Wie lässt sich ein Zeitraum von mehreren Jahrzehnten realistisch einschätzen?

Man kann nur Annahmen treffen, etwa zu Kinderzahl oder der Gefahr von Arbeitslosigkeit. Mit welchen Zinssätzen die Banken nach Ablauf der Zinsbindung rechnen, bleibt ihnen überlassen. Die ING-Diba und die PSD Bank Nord rechnen mit den aktuell niedrigen Zinsen, die PSD Bank mit kleinem Aufschlag.

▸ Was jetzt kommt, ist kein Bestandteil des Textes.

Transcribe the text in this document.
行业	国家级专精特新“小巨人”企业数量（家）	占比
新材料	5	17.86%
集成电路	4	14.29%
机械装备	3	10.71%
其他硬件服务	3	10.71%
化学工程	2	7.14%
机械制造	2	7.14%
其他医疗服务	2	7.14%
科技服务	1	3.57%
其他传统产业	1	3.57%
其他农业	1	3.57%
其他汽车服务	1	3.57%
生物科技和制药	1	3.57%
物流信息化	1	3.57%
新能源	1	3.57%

Je niedriger der Zins, desto niedriger ist die kalkulierte Belastung nach Auslauf der Zinsbindung. „Wir weisen auf das Zinsänderungsrisiko und eine mögliche höhere monatliche Belastung hin“, sagt Patrick Herwarth von der ING-DiBa. Haspa und die Sparda-Bank Hamburg setzen dagegen für diese Berechnung einen Zins von fünf Prozent an. Der Wert orientiert sich am langfristigen Durchschnitt seit 1995 für eine zehnjährige Zinsbindung.

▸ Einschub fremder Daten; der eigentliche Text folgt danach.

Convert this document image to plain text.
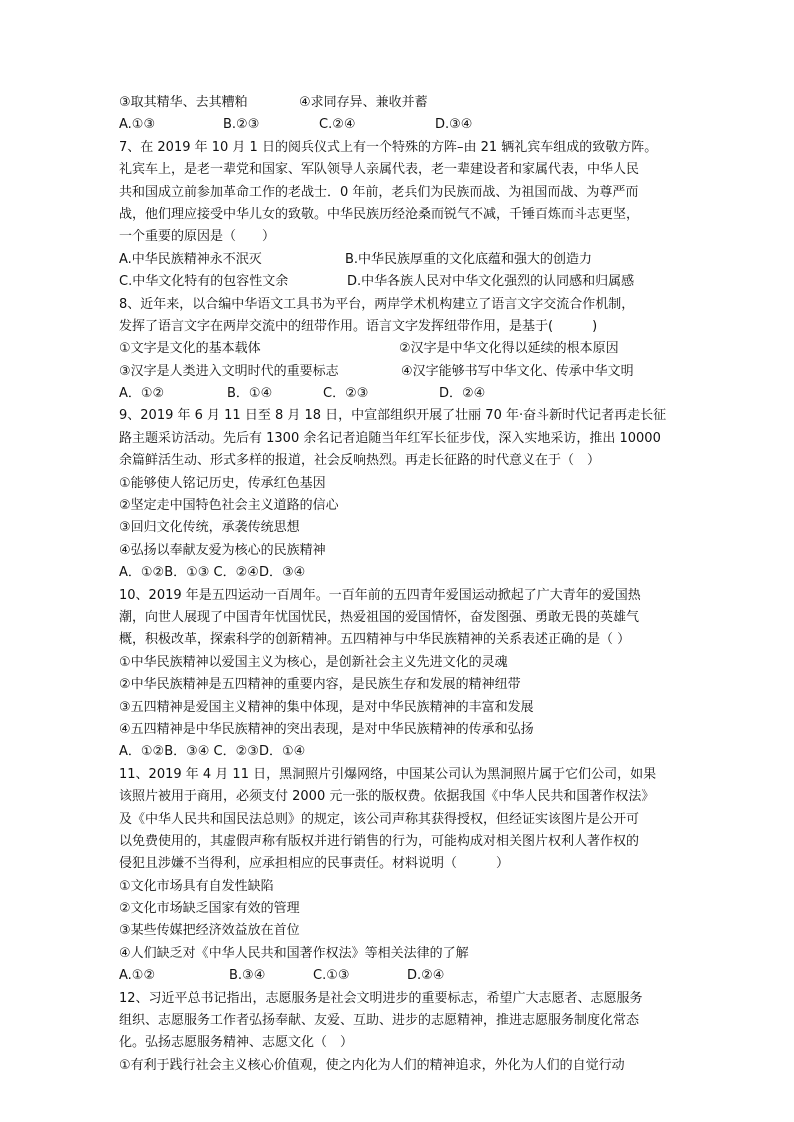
③取其精华、去其糟粕	④求同存异、兼收并蓄
A.①③	B.②③	C.②④	D.③④
7、在 2019 年 10 月 1 日的阅兵仪式上有一个特殊的方阵–由 21 辆礼宾车组成的致敬方阵。
礼宾车上，是老一辈党和国家、军队领导人亲属代表，老一辈建设者和家属代表，中华人民
共和国成立前参加革命工作的老战士．0 年前，老兵们为民族而战、为祖国而战、为尊严而
战，他们理应接受中华儿女的致敬。中华民族历经沧桑而锐气不减，千锤百炼而斗志更坚，
一个重要的原因是（　　）
A.中华民族精神永不泯灭	B.中华民族厚重的文化底蕴和强大的创造力
C.中华文化特有的包容性文余	D.中华各族人民对中华文化强烈的认同感和归属感
8、近年来，以合编中华语文工具书为平台，两岸学术机构建立了语言文字交流合作机制，
发挥了语言文字在两岸交流中的纽带作用。语言文字发挥纽带作用，是基于(　　　)
①文字是文化的基本载体	②汉字是中华文化得以延续的根本原因
③汉字是人类进入文明时代的重要标志	④汉字能够书写中华文化、传承中华文明
A．①②	B．①④	C．②③	D．②④
9、2019 年 6 月 11 日至 8 月 18 日，中宣部组织开展了壮丽 70 年·奋斗新时代记者再走长征
路主题采访活动。先后有 1300 余名记者追随当年红军长征步伐，深入实地采访，推出 10000
余篇鲜活生动、形式多样的报道，社会反响热烈。再走长征路的时代意义在于（　）
①能够使人铭记历史，传承红色基因
②坚定走中国特色社会主义道路的信心
③回归文化传统，承袭传统思想
④弘扬以奉献友爱为核心的民族精神
A．①②B．①③ C．②④D．③④
10、2019 年是五四运动一百周年。一百年前的五四青年爱国运动掀起了广大青年的爱国热
潮，向世人展现了中国青年忧国忧民，热爱祖国的爱国情怀，奋发图强、勇敢无畏的英雄气
概，积极改革，探索科学的创新精神。五四精神与中华民族精神的关系表述正确的是（ ）
①中华民族精神以爱国主义为核心，是创新社会主义先进文化的灵魂
②中华民族精神是五四精神的重要内容，是民族生存和发展的精神纽带
③五四精神是爱国主义精神的集中体现，是对中华民族精神的丰富和发展
④五四精神是中华民族精神的突出表现，是对中华民族精神的传承和弘扬
A．①②B．③④ C．②③D．①④
11、2019 年 4 月 11 日，黑洞照片引爆网络，中国某公司认为黑洞照片属于它们公司，如果
该照片被用于商用，必须支付 2000 元一张的版权费。依据我国《中华人民共和国著作权法》
及《中华人民共和国民法总则》的规定，该公司声称其获得授权，但经证实该图片是公开可
以免费使用的，其虚假声称有版权并进行销售的行为，可能构成对相关图片权利人著作权的
侵犯且涉嫌不当得利，应承担相应的民事责任。材料说明（　　　）
①文化市场具有自发性缺陷
②文化市场缺乏国家有效的管理
③某些传媒把经济效益放在首位
④人们缺乏对《中华人民共和国著作权法》等相关法律的了解
A.①②	B.③④	C.①③	D.②④
12、习近平总书记指出，志愿服务是社会文明进步的重要标志，希望广大志愿者、志愿服务
组织、志愿服务工作者弘扬奉献、友爱、互助、进步的志愿精神，推进志愿服务制度化常态
化。弘扬志愿服务精神、志愿文化（　）
①有利于践行社会主义核心价值观，使之内化为人们的精神追求，外化为人们的自觉行动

Wann wird ein Kredit versagt?
Wenn die Kreditwürdigkeitsprüfung schon für den Zeitraum der ersten Zinsbindung negativ ist, darf kein Kredit vergeben werden. Klingt logisch, doch bisher hatte die Bank in solchen Fällen noch einen Ermessensspielraum.
Den gibt es nicht mehr. Für den Zeitraum nach Auslauf der Zinsbindung gibt es bei der Beurteilung der Kreditwürdigkeit einen größeren Spielraum. „Denn vieles beruht nur auf Annahmen“, sagt ein Sprecher der SpardaBank Hamburg.


Was spricht für eine strengere Prüfung?

Gerät der Kunde in finanzielle Probleme, und war die Prüfung durch die Bank nicht sorgfältig genug, hat der Kunde Ansprüche. Er muss allerdings beweisen, dass die Bank Fehler gemacht hat. Platzt der Kredit, kann sich der Zins für das Darlehen deutlich verringern. Auch Verzugszinsen dürfen nicht erhoben werden. „Der Kunde kann in einem solchen Fall auch vorzeitig aus dem Kreditvertrag aussteigen, ohne eine Vorfälligkeitsentschädigung zahlen zu müssen“, sagt Verbraucherschützer Pauli.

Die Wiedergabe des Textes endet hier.